Today, Friday 18 December, is a sad day, because the Flash! Friday website closes today. This morning I woke up and there was no Flash! Friday email in my inbox encouraging me to write a flash fiction by midnight, inspired by a photo, a novel or a dragon’s bidding.
Often I didn’t write a story, because I didn’t make time or didn’t have an idea. But on 38 occasions I did. Some of the stories I wrote were just plain weird. Some were better, and got rewritten and even published. I also learnt a great deal by reading the other stories, and seeing how other writers tackled the prompts.
Flash! Friday was recommended to me by Mark A King, FlashDog extraordinaire, as a good place to go to write flash and meet other writers. Without that recommendation I might not have found Flash! Friday. Those 38 stories wouldn’t have existed. I wouldn’t have got to know so many fabulous fellow-writers on Twitter and even in real life. And *whispers* the FlashDogs might never have existed.

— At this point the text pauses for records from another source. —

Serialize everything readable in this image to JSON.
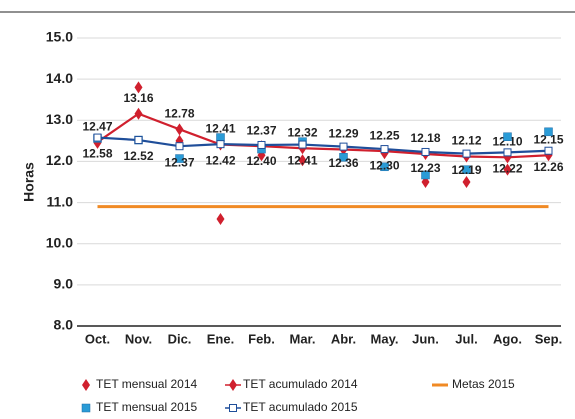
{
  "chart_data": {
    "type": "line",
    "ylabel": "Horas",
    "categories": [
      "Oct.",
      "Nov.",
      "Dic.",
      "Ene.",
      "Feb.",
      "Mar.",
      "Abr.",
      "May.",
      "Jun.",
      "Jul.",
      "Ago.",
      "Sep."
    ],
    "ylim": [
      8,
      15
    ],
    "yticks": [
      {
        "value": 8,
        "label": "8.0"
      },
      {
        "value": 9,
        "label": "9.0"
      },
      {
        "value": 10,
        "label": "10.0"
      },
      {
        "value": 11,
        "label": "11.0"
      },
      {
        "value": 12,
        "label": "12.0"
      },
      {
        "value": 13,
        "label": "13.0"
      },
      {
        "value": 14,
        "label": "14.0"
      },
      {
        "value": 15,
        "label": "15.0"
      }
    ],
    "grid": true,
    "series": [
      {
        "name": "TET mensual 2014",
        "color": "#d0202e",
        "marker": "diamond",
        "line": false,
        "values": [
          12.45,
          13.8,
          12.5,
          10.6,
          12.15,
          12.03,
          12.3,
          12.2,
          11.5,
          11.5,
          11.8,
          12.2
        ]
      },
      {
        "name": "TET acumulado 2014",
        "color": "#d0202e",
        "marker": "diamond",
        "line": true,
        "label_pos": "above",
        "values": [
          12.47,
          13.16,
          12.78,
          12.41,
          12.37,
          12.32,
          12.29,
          12.25,
          12.18,
          12.12,
          12.1,
          12.15
        ],
        "value_labels": [
          "12.47",
          "13.16",
          "12.78",
          "12.41",
          "12.37",
          "12.32",
          "12.29",
          "12.25",
          "12.18",
          "12.12",
          "12.10",
          "12.15"
        ]
      },
      {
        "name": "Metas 2015",
        "color": "#f08a24",
        "marker": "none",
        "line": true,
        "values": [
          10.9,
          10.9,
          10.9,
          10.9,
          10.9,
          10.9,
          10.9,
          10.9,
          10.9,
          10.9,
          10.9,
          10.9
        ]
      },
      {
        "name": "TET mensual 2015",
        "color": "#2a9bd6",
        "marker": "square",
        "line": false,
        "values": [
          12.56,
          12.52,
          12.07,
          12.58,
          12.3,
          12.48,
          12.1,
          11.87,
          11.67,
          11.8,
          12.6,
          12.72
        ]
      },
      {
        "name": "TET acumulado 2015",
        "color": "#1f4e9a",
        "marker": "square-open",
        "line": true,
        "label_pos": "below",
        "values": [
          12.58,
          12.52,
          12.37,
          12.42,
          12.4,
          12.41,
          12.36,
          12.3,
          12.23,
          12.19,
          12.22,
          12.26
        ],
        "value_labels": [
          "12.58",
          "12.52",
          "12.37",
          "12.42",
          "12.40",
          "12.41",
          "12.36",
          "12.30",
          "12.23",
          "12.19",
          "12.22",
          "12.26"
        ]
      }
    ]
  }
}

That’s why today isn’t such a sad day after all. All of us flash fiction writers are still out there, still writing. There will be other great contests and opportunities. And our wonderful Dragoness, Rebekah Postupak, will get to do some of her own writing for a change! I’ve read and loved several of Rebekah’s stories, and can’t wait to see what she does when she isn’t running round after us lot.
Here’s to the future.
That’s what I was thinking about when I wrote the story below for the last regular Flash! Friday contest on December 4. We had a dragon’s bidding, which was to include a dragon, a required photo prompt (see the image at the top of this post), and stories had to be between 140-160 words. There were lots of wonderful stories and poems, and they are still at Flash! Friday; just check the menu and sidebar.
A bedtime story
‘There was once a dragon who lived in a wonderful realm. The entrance was just like any other door; an outsider would have walked on by. But the inside was much bigger than the outside, and a riot of azure and flame.
The dragon sat, as dragons do, on a hoard of treasure. There were bright golden coins…’
‘No, they were chocolate ones, of the tastiest kind. And the villagers brought their own tributes to place at the dragon’s feet. Some were perfect gems; some were diamonds in the rough. But the dragon loved them all.’
‘That’s nice. What happened then?’
‘One day the dragon called the whole village, and told them she was going away. The villagers were sad; but they knew that the dragon trusted them to manage without her. The dragon flapped her harlequin wings once, twice, three times, and soared into the air.’